Elektromobilität ist eines der großen Zukunftsthemen, das Wirtschaft und Politik immer wieder beschäftigt. Dennoch hat man den Eindruck, dass es nicht recht vorangeht. Spath ordnet ein: „Die Erwartungshaltung war riesig, auch aufgrund der medialen Berichterstattung. Doch eine solche Technologie zu entwickeln, das dauert. Wir wissen heute, dass E-Fahrzeuge eine begrenzte Reichweite haben und vor allem fürs urbane Umfeld geeignet sind“, erklärt der Experte. „Die EU geht davon aus, dass wir im Jahr 2050 in Städten nur noch elektromobil unterwegs sein werden. Den Einsatz in ländlichen und touristischen Gebieten testen wir gerade in dem Modellprojekt e-Gap in Garmisch-Partenkirchen.“
Für den Wirtschaftsstandort Deutschland werden Erneuerung und marktverändernde Entwicklungen zu einem unverzichtbaren Treiber. Im absatzwirtschaft-Interview (Ausgabe 5/2013) fordert Spath daher „mehr radikale Innovationen“. Schrittweise Verbesserungen reichten nur bedingt. Dabei hemmen gute Geschäftszahlen oftmals den Innovationsdrang, Markenexperte David Aaker stellt gar fest, dass Erfolg die Unternehmen träge mache. „An der These ist was dran, und sie überrascht ja auch nicht: Wenn es gut läuft, stellt sich kein allzu starker Druck zur Veränderung ein“, sagt Spath.

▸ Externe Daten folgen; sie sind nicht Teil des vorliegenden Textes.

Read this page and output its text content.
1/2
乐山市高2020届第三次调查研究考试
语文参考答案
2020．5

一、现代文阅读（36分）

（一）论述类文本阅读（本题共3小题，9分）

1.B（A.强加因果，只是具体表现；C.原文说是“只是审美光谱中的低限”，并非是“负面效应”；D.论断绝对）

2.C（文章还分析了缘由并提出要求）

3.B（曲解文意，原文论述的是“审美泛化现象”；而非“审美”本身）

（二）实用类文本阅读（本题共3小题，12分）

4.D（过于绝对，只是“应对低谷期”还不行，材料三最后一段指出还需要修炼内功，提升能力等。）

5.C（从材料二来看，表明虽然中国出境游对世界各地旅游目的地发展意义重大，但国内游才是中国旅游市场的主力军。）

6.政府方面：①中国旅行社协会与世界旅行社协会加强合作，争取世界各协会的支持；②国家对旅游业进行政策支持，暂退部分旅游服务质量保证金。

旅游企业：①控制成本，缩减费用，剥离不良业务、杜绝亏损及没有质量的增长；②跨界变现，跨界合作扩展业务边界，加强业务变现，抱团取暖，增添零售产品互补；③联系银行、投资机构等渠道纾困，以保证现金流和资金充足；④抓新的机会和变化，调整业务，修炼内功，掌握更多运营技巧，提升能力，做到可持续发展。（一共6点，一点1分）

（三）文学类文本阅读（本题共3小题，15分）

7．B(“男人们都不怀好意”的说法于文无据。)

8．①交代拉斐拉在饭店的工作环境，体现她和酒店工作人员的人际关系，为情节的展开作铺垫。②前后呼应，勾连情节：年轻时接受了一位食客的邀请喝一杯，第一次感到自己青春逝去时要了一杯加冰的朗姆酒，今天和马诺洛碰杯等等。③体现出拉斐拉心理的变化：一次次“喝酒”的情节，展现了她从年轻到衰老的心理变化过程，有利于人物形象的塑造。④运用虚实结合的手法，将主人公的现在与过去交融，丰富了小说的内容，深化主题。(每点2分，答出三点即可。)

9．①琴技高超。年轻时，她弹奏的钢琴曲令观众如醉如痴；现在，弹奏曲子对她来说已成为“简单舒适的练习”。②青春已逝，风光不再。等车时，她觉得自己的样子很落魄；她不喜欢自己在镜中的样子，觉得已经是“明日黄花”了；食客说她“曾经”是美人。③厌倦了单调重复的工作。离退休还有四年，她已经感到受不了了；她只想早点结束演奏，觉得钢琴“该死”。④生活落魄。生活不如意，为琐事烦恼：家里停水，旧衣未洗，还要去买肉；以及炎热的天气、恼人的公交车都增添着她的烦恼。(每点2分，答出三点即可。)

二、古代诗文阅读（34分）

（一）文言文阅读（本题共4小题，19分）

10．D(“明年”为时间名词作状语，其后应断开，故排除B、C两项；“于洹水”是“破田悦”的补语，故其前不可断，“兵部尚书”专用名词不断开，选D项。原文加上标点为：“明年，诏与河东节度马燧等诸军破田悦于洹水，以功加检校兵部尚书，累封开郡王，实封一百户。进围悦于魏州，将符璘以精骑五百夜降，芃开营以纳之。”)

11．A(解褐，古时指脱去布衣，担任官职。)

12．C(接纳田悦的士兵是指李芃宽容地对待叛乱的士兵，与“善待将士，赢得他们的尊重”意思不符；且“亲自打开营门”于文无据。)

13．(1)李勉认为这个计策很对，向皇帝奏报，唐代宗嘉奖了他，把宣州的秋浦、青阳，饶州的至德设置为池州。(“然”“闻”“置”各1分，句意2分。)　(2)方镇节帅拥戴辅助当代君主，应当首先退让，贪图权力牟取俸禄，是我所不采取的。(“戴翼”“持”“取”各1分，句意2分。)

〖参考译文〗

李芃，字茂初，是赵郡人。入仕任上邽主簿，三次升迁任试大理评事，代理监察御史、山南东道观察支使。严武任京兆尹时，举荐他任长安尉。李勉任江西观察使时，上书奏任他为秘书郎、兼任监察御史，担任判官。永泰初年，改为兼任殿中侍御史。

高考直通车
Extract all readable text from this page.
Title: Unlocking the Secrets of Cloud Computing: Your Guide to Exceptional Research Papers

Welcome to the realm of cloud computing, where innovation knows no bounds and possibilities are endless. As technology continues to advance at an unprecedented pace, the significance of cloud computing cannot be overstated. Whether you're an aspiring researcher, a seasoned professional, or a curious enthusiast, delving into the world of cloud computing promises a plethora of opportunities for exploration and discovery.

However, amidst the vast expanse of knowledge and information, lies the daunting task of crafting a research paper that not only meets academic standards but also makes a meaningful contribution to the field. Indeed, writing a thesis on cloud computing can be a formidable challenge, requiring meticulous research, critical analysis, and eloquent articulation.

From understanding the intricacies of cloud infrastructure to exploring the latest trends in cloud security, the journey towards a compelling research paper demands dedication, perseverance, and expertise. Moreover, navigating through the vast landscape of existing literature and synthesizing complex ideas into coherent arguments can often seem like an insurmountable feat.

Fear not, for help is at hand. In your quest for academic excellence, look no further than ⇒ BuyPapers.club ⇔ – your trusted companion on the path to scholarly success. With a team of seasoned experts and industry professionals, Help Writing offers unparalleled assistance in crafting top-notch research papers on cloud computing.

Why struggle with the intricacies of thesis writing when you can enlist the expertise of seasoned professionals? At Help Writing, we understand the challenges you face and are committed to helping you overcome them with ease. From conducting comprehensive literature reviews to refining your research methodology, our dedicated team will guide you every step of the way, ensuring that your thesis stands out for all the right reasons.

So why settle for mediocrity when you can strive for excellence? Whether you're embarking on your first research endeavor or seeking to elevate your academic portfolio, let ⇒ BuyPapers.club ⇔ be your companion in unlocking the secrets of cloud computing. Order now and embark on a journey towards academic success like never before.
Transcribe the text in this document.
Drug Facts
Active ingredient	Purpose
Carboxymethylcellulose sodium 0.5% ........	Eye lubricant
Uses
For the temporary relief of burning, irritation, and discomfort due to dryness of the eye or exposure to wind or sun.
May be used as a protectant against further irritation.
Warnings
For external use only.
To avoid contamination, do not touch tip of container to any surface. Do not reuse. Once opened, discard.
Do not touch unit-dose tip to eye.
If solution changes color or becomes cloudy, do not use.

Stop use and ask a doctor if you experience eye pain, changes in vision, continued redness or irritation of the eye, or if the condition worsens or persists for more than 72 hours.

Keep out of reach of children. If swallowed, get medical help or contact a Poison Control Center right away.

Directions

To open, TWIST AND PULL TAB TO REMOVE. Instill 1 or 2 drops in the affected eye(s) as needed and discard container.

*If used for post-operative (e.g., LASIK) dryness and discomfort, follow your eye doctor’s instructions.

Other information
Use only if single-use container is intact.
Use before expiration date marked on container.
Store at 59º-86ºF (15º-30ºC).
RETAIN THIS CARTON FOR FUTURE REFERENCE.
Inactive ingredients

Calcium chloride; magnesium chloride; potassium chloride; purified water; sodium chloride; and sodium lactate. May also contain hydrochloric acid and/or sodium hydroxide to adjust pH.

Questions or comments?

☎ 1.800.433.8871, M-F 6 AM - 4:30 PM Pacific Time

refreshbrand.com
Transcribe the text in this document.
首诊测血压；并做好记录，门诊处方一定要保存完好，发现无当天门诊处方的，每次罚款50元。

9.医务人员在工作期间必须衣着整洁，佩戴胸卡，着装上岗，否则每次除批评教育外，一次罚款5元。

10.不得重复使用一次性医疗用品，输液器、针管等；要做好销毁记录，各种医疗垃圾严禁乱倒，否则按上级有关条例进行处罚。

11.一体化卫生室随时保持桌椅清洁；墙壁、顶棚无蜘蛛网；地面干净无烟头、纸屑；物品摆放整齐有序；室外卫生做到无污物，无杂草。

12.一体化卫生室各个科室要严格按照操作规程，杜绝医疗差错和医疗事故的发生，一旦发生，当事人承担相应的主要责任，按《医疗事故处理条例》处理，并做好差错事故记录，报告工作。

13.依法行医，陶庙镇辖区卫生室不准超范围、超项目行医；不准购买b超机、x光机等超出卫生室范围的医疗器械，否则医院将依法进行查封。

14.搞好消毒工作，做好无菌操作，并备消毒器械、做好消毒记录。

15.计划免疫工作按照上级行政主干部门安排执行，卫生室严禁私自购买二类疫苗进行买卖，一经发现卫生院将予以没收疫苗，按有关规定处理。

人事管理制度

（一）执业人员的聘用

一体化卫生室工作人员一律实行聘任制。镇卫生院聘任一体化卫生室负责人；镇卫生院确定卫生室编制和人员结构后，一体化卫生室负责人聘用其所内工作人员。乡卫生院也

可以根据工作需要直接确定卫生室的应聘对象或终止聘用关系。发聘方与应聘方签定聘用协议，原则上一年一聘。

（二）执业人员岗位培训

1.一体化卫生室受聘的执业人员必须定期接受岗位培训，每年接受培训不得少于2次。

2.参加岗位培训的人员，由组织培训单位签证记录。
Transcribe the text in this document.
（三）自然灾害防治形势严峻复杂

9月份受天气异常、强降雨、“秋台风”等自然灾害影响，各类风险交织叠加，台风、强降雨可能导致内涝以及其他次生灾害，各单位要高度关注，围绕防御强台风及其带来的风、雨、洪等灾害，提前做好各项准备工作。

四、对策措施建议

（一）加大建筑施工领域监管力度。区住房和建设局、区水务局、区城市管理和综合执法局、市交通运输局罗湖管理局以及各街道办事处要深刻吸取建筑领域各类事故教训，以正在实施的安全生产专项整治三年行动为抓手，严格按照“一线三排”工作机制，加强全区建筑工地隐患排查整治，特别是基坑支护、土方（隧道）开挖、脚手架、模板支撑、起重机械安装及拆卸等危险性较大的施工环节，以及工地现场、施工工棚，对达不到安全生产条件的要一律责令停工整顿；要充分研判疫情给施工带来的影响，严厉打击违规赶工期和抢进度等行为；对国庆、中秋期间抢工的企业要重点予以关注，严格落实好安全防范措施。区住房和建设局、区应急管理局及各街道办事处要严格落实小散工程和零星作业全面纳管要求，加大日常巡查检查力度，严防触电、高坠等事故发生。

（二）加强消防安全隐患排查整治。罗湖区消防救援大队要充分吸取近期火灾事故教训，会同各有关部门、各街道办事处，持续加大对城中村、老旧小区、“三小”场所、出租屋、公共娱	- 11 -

Hinzukommt, dass man gerne auf Erfahrungswerte zurückgreift. Bestehendes linear, aber nicht revolutionär weiter zu entwickeln – das hat in der Vergangenheit meist ausgereicht, um die eigene Marktstellung zu behaupten. „Das erklärt, warum viele Unternehmen auch heute überwiegend innerhalb der Grenzen ihres definierten Marktes denken und handeln“, folgert Spath. Und deshalb muss das Thema auch an der richtigen Stelle in einer Organisation verankert werden. „Innovationen sind eindeutig eine Führungsaufgabe, und zwar im Sinne eines Managements von Kompetenzen“, betont Spath.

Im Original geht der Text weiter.